C. V. : Quand nous avons appris cette nouvelle, au moment où la sélection a été annoncée officiellement, nous venions de sortir du confinement et nous étions dans une telle incertitude que tout était bon à prendre pour que le film existe. Personnellement, comme Les Autres filles avait été montré à la Semaine de la critique en l’an 2000, j’en avais gardé un souvenir assez mitigé qui relevait du dépucelage. Comme je suis plutôt sauvage et pas du tout mondaine, il y a plein d’aspects du Festival de Cannes qui ne me mettaient pas particulièrement à l’aise, donc, à vrai dire, je ne suis pas franchement frustrée de ne pas avoir pu monter les marches. Je suis juste heureuse que ça ait pu faire remarquer le film.
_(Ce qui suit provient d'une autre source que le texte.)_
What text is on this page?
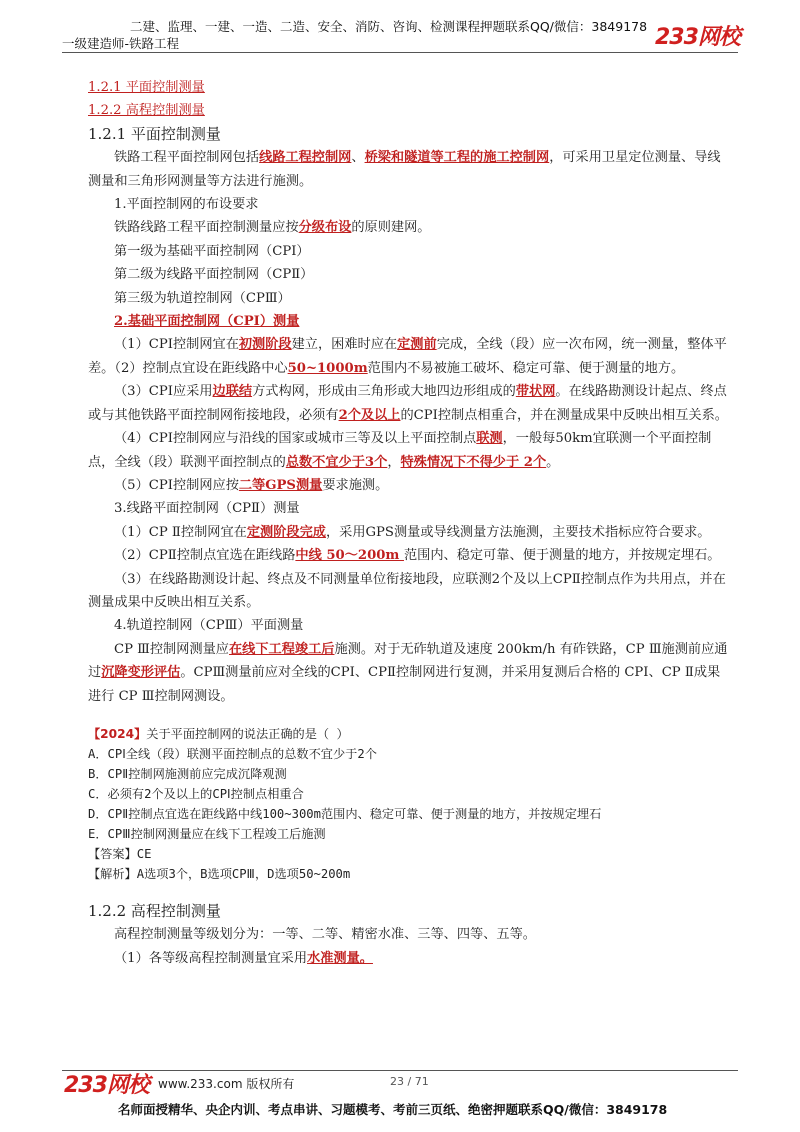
二建、监理、一建、一造、二造、安全、消防、咨询、检测课程押题联系QQ/微信：3849178
一级建造师-铁路工程	233网校

1.2.1 平面控制测量

1.2.2 高程控制测量

1.2.1 平面控制测量

铁路工程平面控制网包括线路工程控制网、桥梁和隧道等工程的施工控制网，可采用卫星定位测量、导线测量和三角形网测量等方法进行施测。

1.平面控制网的布设要求

铁路线路工程平面控制测量应按分级布设的原则建网。

第一级为基础平面控制网（CPⅠ）

第二级为线路平面控制网（CPⅡ）

第三级为轨道控制网（CPⅢ）

2.基础平面控制网（CPⅠ）测量

（1）CPⅠ控制网宜在初测阶段建立，困难时应在定测前完成，全线（段）应一次布网，统一测量，整体平差。（2）控制点宜设在距线路中心50~1000m范围内不易被施工破坏、稳定可靠、便于测量的地方。

（3）CPⅠ应采用边联结方式构网，形成由三角形或大地四边形组成的带状网。在线路勘测设计起点、终点或与其他铁路平面控制网衔接地段，必须有2个及以上的CPⅠ控制点相重合，并在测量成果中反映出相互关系。

（4）CPⅠ控制网应与沿线的国家或城市三等及以上平面控制点联测，一般每50km宜联测一个平面控制点，全线（段）联测平面控制点的总数不宜少于3个，特殊情况下不得少于 2个。

（5）CPⅠ控制网应按二等GPS测量要求施测。

3.线路平面控制网（CPⅡ）测量

（1）CP Ⅱ控制网宜在定测阶段完成，采用GPS测量或导线测量方法施测，主要技术指标应符合要求。

（2）CPⅡ控制点宜选在距线路中线 50～200m 范围内、稳定可靠、便于测量的地方，并按规定埋石。

（3）在线路勘测设计起、终点及不同测量单位衔接地段，应联测2个及以上CPⅡ控制点作为共用点，并在测量成果中反映出相互关系。

4.轨道控制网（CPⅢ）平面测量

CP Ⅲ控制网测量应在线下工程竣工后施测。对于无砟轨道及速度 200km/h 有砟铁路，CP Ⅲ施测前应通过沉降变形评估。CPⅢ测量前应对全线的CPⅠ、CPⅡ控制网进行复测，并采用复测后合格的 CPⅠ、CP Ⅱ成果进行 CP Ⅲ控制网测设。

【2024】关于平面控制网的说法正确的是（ ）
A．CPⅠ全线（段）联测平面控制点的总数不宜少于2个
B．CPⅡ控制网施测前应完成沉降观测
C．必须有2个及以上的CPⅠ控制点相重合
D．CPⅡ控制点宜选在距线路中线100~300m范围内、稳定可靠、便于测量的地方，并按规定埋石
E．CPⅢ控制网测量应在线下工程竣工后施测
【答案】CE
【解析】A选项3个，B选项CPⅢ，D选项50~200m

1.2.2 高程控制测量

高程控制测量等级划分为：一等、二等、精密水准、三等、四等、五等。

（1）各等级高程控制测量宜采用水准测量。

233网校 www.233.com 版权所有	23 / 71
名师面授精华、央企内训、考点串讲、习题模考、考前三页纸、绝密押题联系QQ/微信：3849178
Comment envisagez-vous votre avenir ?

C. V. : J’avais tellement envie de ne pas attendre vingt ans de plus pour réaliser mon troisième film qu’avant même le début de la préparation d’Antoinette dans les Cévennes, j’étais déjà en train de réfléchir au suivant. J’ai donc commencé à écrire un scénario, mais j’ignore s’il aboutira ni quand. En tout cas, j’en ai envie. Concernant l’écriture pour les autres, je travaille seule et j’ai bien l’intention de continuer. C’est mon unique certitude dans ce domaine. Reste que les réalisateurs qui sont aussi des auteurs refusent systématiquement de filmer des scénarios qu’ils n’ont pas écrits eux-mêmes. J’en ai fait l’expérience par le passé. n

PROPOS RECUEILLIS PAR JEAN-PHILIPPE GUERAND

Réal. et scén. : Caroline Vignal. Phot. : Simon Beaufils. Mus. : Matei Bratescot. Prod. : Chapka Films et La Filmerie. Dist. : Diaphana. Int. : Laure Calamy, Benjamin Lavernhe, Olivia Côte. Durée : 1h35. Sortie France : 16 septembre 2020.